On Wednesday, President Bush claimed that tax cuts increase revenue. On Thursday, as the Washington Post reports, Vice President Cheney did the same thing:
Vice President Cheney said Thursday night that the verdict is in before the Bush administration’s new tax analysis shop has even opened for business: Tax cuts boost federal government revenue.
That assertion won applause from his audience at the Conservative Political Action Conference, but it is a long-standing source of debate among many economists and tax experts at a time of rising federal budget deficits.
Cheney touted President Bush’s recently announced proposal to create a tax analysis division as a move toward providing more evidence for the administration’s side of the argument.
“The president’s tax policies have strengthened the economy, as we knew they would,” Cheney told the conference, according to a text posted on the White House’s Web site. “And despite forecasts to the contrary, the tax cuts have translated into higher federal revenues.”
Cheney said some forecasters have underestimated the degree to which tax cuts would stimulate economic growth and tax revenue.
“It’s time to reexamine our assumptions and to consider using more dynamic analysis to measure the true impact of tax cuts on the American economy,” Cheney said, explaining why Bush has proposed the new Treasury Department division. “The evidence is in, it’s time for everyone to admit that sensible tax cuts increase economic growth and add to the federal treasury.”
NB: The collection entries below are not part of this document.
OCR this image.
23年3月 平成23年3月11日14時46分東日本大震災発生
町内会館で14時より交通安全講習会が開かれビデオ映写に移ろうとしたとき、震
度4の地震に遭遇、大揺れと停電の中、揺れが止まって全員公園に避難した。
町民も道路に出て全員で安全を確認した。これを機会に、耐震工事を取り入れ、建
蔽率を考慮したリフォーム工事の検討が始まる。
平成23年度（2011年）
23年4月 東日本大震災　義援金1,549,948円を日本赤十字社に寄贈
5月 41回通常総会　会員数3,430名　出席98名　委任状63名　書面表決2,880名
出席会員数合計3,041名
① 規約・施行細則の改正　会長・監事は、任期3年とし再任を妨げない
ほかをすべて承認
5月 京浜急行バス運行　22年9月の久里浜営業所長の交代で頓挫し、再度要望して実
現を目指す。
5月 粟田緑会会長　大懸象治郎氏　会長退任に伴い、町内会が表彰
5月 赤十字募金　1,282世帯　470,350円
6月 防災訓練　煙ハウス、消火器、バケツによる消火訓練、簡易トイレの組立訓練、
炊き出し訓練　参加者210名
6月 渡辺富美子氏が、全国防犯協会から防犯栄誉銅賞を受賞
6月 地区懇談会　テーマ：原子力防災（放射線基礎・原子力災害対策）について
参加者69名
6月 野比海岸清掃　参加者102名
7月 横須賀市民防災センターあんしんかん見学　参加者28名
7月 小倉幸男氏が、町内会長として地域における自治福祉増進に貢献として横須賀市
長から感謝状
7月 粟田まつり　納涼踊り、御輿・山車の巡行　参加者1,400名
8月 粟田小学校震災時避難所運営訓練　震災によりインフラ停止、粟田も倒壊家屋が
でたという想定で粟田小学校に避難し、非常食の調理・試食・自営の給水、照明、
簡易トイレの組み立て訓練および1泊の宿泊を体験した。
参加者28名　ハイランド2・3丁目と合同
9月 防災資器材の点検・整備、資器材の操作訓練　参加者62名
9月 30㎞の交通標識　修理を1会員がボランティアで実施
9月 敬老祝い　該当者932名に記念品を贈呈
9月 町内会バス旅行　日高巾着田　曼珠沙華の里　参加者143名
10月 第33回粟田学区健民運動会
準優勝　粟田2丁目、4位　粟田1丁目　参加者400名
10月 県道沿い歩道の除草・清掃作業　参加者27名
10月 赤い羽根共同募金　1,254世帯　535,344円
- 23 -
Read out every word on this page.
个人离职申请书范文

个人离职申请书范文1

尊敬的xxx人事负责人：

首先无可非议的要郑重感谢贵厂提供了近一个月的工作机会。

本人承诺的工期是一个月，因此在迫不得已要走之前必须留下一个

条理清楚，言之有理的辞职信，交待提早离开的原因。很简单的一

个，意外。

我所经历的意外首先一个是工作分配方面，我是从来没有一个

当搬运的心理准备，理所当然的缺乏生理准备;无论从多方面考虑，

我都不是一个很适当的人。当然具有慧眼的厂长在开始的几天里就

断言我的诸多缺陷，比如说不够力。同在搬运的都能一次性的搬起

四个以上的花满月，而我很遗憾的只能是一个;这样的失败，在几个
Creating a “tax analysis” office to reach a pre-ordained conclusion tells you everything you need to know about the White House’s postmodern approach to empirical analysis. It’s faith-based economics.
In reality, there’s a complicated debate about the magnitude of the revenue losses attributable to tax cuts, but almost no professional economist believes tax cuts increase revenue overall. In fact, as Jonathan Chait pointed out in The New Republic, even the proponents of supply-side economics now disavow this claim.
Not surprisingly, President Bush’s economists agree with this professional consensus. As I noted on Spinsanity, the 2003 Economic Report of the President (PDF) states that tax cuts are “unlikely” to pay for themselves:
The modest effect of government debt on interest rates does not mean that tax cuts pay for themselves with higher output. Although the economy grows in response to tax reductions (because of higher consumption in the short run and improved incentives in the long run), it is unlikely to grow so much that lost tax revenue is completely recovered by the higher level of economic activity.
In addition, as I pointed out in a later Spinsanity column, former Bush Council of Economic Advisers chair N. Gregory Mankiw also stated during his confirmation hearings that he “remain[ed] skeptical” of claims that tax cuts were “completely self-financing.”
Post reporter Dana Milbank noted the contradiction between the Economic Report of the President and Bush’s statements in a February 2003 piece that cited my article, yet Niall Henderson, the author of the article about Cheney’s speech, gives readers almost no indication how implausible the views of the President and Vice President really are.
Instead, Henderson gives readers this weak passage, which is almost a parody of “he said,” “she said” journalism:
Some tax-cut proponents contend that tax cuts can essentially pay for themselves by spurring such strong economic growth that the additional tax revenue more than offsets the money lost to the cuts.
Many economists dispute that, arguing that the effects of tax cuts depend on how they are structured, on economic circumstances and on many other variables.
“All economists agree tax policy has an effect on the economy. The hard thing is to figure out how to measure these effects in the real world,” said Leonard E. Burman, co-director of the Urban Institute-Brookings Institution Tax Policy Center.
Is that really the best the Post can do?